Investing.com - W środę ceny ropy utrzymały wcześniejsze zyski, pomimo tego, że najnowsze dane wykazały niespodziewany wzrost amerykańskich zapasów naftowych w zeszłym tygodniu.
Kontrakty terminowe na amerykańską ropę West Texas Intermediate, umocniły się o 46 centów (0,7%), do poziomu 66,00 USD za baryłkę, do godziny 16:35. Przed publikacją sprawozdania, ceny kształtowały się na poziomie około 66,03 USD.
Amerykańska Agencja Informacji Energetycznej (EIA) podała w swoim cotygodniowym raporcie, że zapasy ropy wzrosły o 3,3 mln baryłek, w tygodniu zakończonym 6 kwietnia.
Analitycy rynkowi spodziewali się ich obniżenia o około 0,6 miliona baryłek, podczas gdy Amerykański Instytut Naftowy, we wtorek poinformował o ich zwiększeniu o 1,8 miliona baryłek.
Według danych EIA, wielkość dostaw w Cushing, w stanie Oklahoma – kluczowym punkcie dostaw ropy notowanej na nowojorskiej giełdzie towarowej (NYMEX) – zwiększyła się w ubiegłym tygodniu o 1,1 mln baryłek.
Amerykańskie zapasy ropy naftowej ogółem sięgnęły pułapu 428,6 mln baryłek w ostatnim tygodniu, co według EIA stanowi dolną połowę przeciętnego zakresu dla obecnej pory roku.
Produkcja ropy naftowej w USA, wzrosła do rekordowego poziomu 10,52 mln b/d, wyprzedzając tym samym Arabię Saudyjską i zbliżając się do poziomów Rosji, największego na świecie producenta ropy naftowej.
Analitycy i traderzy ostrzegają, że wzrost produkcji ropy z łupków w USA, może potencjalnie zniwelować wysiłki OPEC, zmierzające do przywrócenia równowagi na rynku naftowym.
Raport wykazał również, że zapasy benzyny zwiększyły się o 0,5 mln baryłek, w porównaniu do oczekiwań na ich spadek o 1,4 mln baryłek. W przypadku zapasów destylatów, EIA poinformowała o ich obniżeniu o 1,0 mln baryłek.

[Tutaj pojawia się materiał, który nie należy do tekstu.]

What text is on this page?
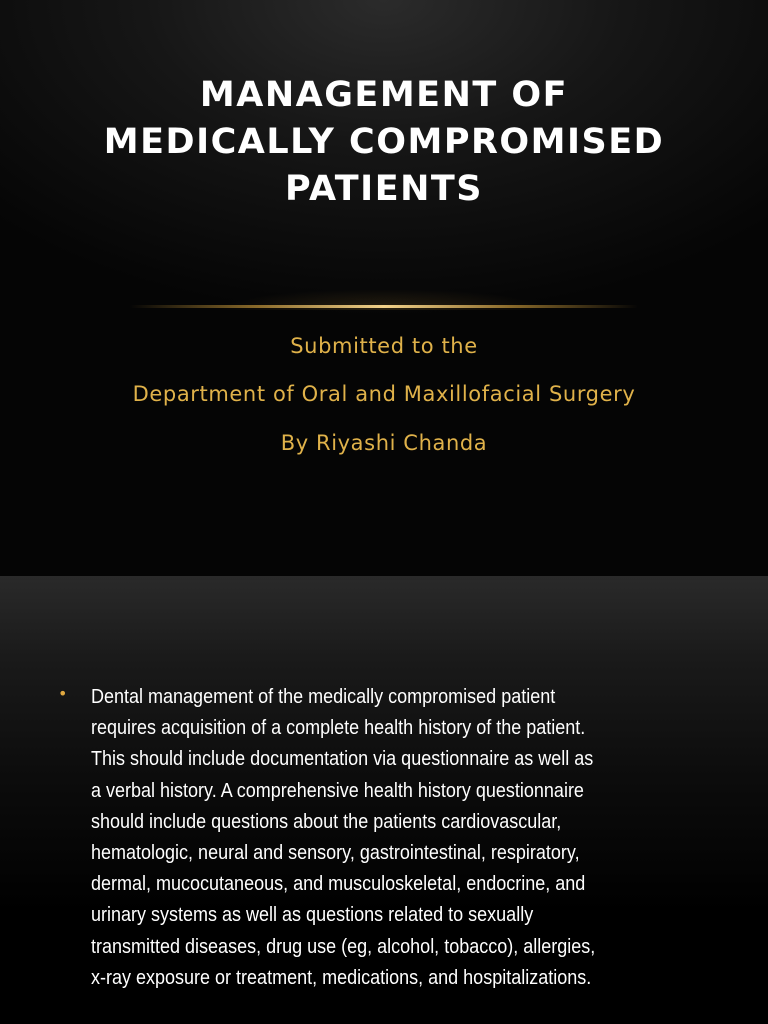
MANAGEMENT OF
MEDICALLY COMPROMISED
PATIENTS

Submitted to the

Department of Oral and Maxillofacial Surgery

By Riyashi Chanda

• Dental management of the medically compromised patient
requires acquisition of a complete health history of the patient.
This should include documentation via questionnaire as well as
a verbal history. A comprehensive health history questionnaire
should include questions about the patients cardiovascular,
hematologic, neural and sensory, gastrointestinal, respiratory,
dermal, mucocutaneous, and musculoskeletal, endocrine, and
urinary systems as well as questions related to sexually
transmitted diseases, drug use (eg, alcohol, tobacco), allergies,
x-ray exposure or treatment, medications, and hospitalizations.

Tymczasem notowania kontraktów terminowych na ropę typu Brent, która stanowi punkt odniesienia dla cen ropy naftowej poza terytorium USA, podskoczyły o 43 centy (0,6%), do pułapu 71,48 USD za baryłkę.
Wcześniej w trakcie sesji Brent odnotował najwyższy poziom od końca 2014 roku, wspierany informacjami o możliwym amerykańskim ataku wojskowym na Syrię.
Podczas gdy sama Syria nie jest znaczącym producentem ropy naftowej, Bliski Wschód jest najważniejszym światowym eksporterem, a napięcia w tym regionie powodują niepokoje na rynkach ropy.
Istnieją również obawy, że Stany Zjednoczone mogą odnowić sankcje wobec Iranu, głównego producenta ropy na Bliskim Wschodzie.